This work addresses the problem of uniformly robust recovery of structured signals under nonlinear observations—such as those involving noise or discontinuous link functions—by introducing the Restricted Approximate Invertibility Condition (RAIC) and integrating it with projected gradient descent to achieve uniform recovery guarantees for all structured signals. It establishes, for the first time, a unified theoretical framework for uniform recovery that applies broadly to piecewise Lipschitz nonlinearities, extending prior non-uniform results—limited to specific signals—into a general setting with nearly no loss in accuracy in typical sparse regimes. Leveraging covering number and VC-dimension analyses, the approach uniformly handles scenarios including Gaussian single-index models and 1-bit quantization, attaining error rates comparable to existing non-uniform methods (up to logarithmic factors) for both sparse and approximately sparse signals, and achieving log-factor-free uniform recovery in 1-bit quantization via Iterative Hard Thresholding (IHT).
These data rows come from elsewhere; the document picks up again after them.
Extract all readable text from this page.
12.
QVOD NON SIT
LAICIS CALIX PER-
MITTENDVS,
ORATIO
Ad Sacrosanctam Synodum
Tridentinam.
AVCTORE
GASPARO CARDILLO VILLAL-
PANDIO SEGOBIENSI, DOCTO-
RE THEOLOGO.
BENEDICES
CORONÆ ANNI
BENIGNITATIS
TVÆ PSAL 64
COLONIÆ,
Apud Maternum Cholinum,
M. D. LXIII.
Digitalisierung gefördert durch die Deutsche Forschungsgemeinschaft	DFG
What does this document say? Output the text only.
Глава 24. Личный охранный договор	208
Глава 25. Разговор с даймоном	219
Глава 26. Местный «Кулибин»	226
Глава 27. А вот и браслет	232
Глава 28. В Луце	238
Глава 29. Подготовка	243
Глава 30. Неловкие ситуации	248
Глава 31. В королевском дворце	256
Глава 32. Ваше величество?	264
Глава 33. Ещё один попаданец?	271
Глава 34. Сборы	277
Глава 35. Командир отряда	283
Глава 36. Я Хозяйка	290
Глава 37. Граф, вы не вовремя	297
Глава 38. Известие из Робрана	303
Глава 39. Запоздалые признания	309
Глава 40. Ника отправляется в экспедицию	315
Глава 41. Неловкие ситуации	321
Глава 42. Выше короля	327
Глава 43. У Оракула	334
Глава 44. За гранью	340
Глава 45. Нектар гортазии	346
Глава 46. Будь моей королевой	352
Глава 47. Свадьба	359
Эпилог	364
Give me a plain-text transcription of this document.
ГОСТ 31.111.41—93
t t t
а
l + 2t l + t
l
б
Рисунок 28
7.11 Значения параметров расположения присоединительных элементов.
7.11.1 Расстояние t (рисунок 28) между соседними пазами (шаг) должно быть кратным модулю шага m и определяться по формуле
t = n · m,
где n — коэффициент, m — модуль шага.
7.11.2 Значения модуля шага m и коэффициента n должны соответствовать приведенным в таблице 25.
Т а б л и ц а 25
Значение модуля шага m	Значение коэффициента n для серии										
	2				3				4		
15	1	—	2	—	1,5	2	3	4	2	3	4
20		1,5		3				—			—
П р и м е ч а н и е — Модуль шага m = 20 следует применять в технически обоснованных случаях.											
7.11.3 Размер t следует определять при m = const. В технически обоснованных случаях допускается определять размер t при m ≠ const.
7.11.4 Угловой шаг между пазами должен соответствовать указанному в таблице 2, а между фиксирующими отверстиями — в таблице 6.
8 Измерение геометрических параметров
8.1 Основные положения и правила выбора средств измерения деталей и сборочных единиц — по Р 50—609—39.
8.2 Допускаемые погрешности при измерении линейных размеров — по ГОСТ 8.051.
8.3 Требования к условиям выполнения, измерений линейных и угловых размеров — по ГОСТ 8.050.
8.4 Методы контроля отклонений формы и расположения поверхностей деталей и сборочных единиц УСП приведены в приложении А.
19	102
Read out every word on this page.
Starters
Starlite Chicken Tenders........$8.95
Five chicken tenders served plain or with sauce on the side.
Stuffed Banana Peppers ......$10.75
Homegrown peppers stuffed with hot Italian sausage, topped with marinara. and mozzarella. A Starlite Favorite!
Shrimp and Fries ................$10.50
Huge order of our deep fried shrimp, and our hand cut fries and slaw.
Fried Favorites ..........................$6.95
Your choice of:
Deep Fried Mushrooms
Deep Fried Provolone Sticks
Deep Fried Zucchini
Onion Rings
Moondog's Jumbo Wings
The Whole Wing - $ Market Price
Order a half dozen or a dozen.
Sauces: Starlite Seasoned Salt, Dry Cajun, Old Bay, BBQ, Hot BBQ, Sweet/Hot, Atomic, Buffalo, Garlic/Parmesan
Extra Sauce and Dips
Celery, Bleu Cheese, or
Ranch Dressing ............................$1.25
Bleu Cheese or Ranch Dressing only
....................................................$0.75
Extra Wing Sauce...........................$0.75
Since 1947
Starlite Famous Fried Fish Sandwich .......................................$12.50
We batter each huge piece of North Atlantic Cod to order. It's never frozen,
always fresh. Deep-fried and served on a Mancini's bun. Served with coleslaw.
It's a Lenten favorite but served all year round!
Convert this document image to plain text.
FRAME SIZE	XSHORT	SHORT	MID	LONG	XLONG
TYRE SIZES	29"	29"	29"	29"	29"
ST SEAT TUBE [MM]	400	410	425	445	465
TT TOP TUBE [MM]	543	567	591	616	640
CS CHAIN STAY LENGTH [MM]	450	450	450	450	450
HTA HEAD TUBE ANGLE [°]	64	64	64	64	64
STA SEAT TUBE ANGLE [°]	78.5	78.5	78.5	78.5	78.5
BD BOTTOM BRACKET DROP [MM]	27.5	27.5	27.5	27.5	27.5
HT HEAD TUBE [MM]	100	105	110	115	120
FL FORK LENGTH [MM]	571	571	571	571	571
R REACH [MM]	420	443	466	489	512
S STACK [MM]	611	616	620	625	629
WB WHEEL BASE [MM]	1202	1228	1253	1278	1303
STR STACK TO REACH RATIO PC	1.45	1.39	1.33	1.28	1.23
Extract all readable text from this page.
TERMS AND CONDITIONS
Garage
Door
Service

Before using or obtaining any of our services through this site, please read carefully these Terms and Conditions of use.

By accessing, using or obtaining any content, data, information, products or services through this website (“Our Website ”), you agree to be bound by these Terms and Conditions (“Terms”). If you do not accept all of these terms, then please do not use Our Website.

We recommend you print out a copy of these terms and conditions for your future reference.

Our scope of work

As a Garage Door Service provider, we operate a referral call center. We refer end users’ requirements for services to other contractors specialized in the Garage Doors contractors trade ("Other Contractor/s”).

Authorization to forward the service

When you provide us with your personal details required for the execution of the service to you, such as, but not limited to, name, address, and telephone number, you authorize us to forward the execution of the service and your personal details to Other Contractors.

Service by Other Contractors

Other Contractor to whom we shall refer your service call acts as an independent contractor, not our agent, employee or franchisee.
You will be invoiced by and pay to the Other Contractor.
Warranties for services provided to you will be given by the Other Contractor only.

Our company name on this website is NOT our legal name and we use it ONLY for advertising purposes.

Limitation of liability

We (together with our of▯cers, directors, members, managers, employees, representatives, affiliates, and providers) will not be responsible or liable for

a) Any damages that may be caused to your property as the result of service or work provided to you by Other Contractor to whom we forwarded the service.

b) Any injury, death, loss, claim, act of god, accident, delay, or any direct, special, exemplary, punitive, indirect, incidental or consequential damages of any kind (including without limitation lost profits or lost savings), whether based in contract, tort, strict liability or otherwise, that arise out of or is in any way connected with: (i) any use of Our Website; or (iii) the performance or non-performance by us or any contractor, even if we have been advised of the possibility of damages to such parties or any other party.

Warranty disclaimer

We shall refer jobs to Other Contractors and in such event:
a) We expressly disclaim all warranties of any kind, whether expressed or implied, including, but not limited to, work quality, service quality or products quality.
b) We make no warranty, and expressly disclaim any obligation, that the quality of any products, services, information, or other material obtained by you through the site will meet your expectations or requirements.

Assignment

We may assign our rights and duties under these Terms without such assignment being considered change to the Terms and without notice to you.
While it is well known that the restricted isometry property (RIP) guarantees uniform sparse recovery from noisy linear measurements, uniform recovery of structured signals from nonlinear observations remains much less understood. This paper shows that the restricted approximate invertibility condition (RAIC) provides a unified approach to this end. Particularly, uniform recovery is achieved by projected gradient descent (PGD) with gradients obeying RAIC for all signals. As an application, under a large class of piecewise Lipschitz link functions (possibly discontinuous), we develop a uniform recovery theory for Gaussian single-index model by establishing the uniform RAIC for the gradient of the (scaled) $\ell_2$ loss via a covering argument. The theory generalizes the nonuniform recovery guarantees due to Plan and Vershynin (2016); Oymak and Soltanolkotabi (2017) and exhibits additional error terms that can be interpreted as the cost of uniform recovery. Intriguingly, in the three canonical settings of (a) sparse recovery via PGD with $\ell_0$ projection (i.e., iterative hard thresholding (IHT)), (b) sparse recovery via PGD with $\ell_1$ projection, and (c) recovering approximately sparse signals via PGD with $\ell_1$ projection, the additional error terms are negligible and in turn our uniform recovery error rates are at the same order of existing nonuniform ones, up to log factors. Our results hence improve on Genzel and Stollenwerk (2023). Under the specific nonlinearity of 1-bit quantization, we use a VC dimension argument to show that the uniform recovery error of IHT is at the same order of the nonuniform recovery error, with no loss of log factor. In addition, we show that the robustness of PGD to noise and corruption can be incorporated elegantly by bounding a single additional random process that captures the gradient mismatch.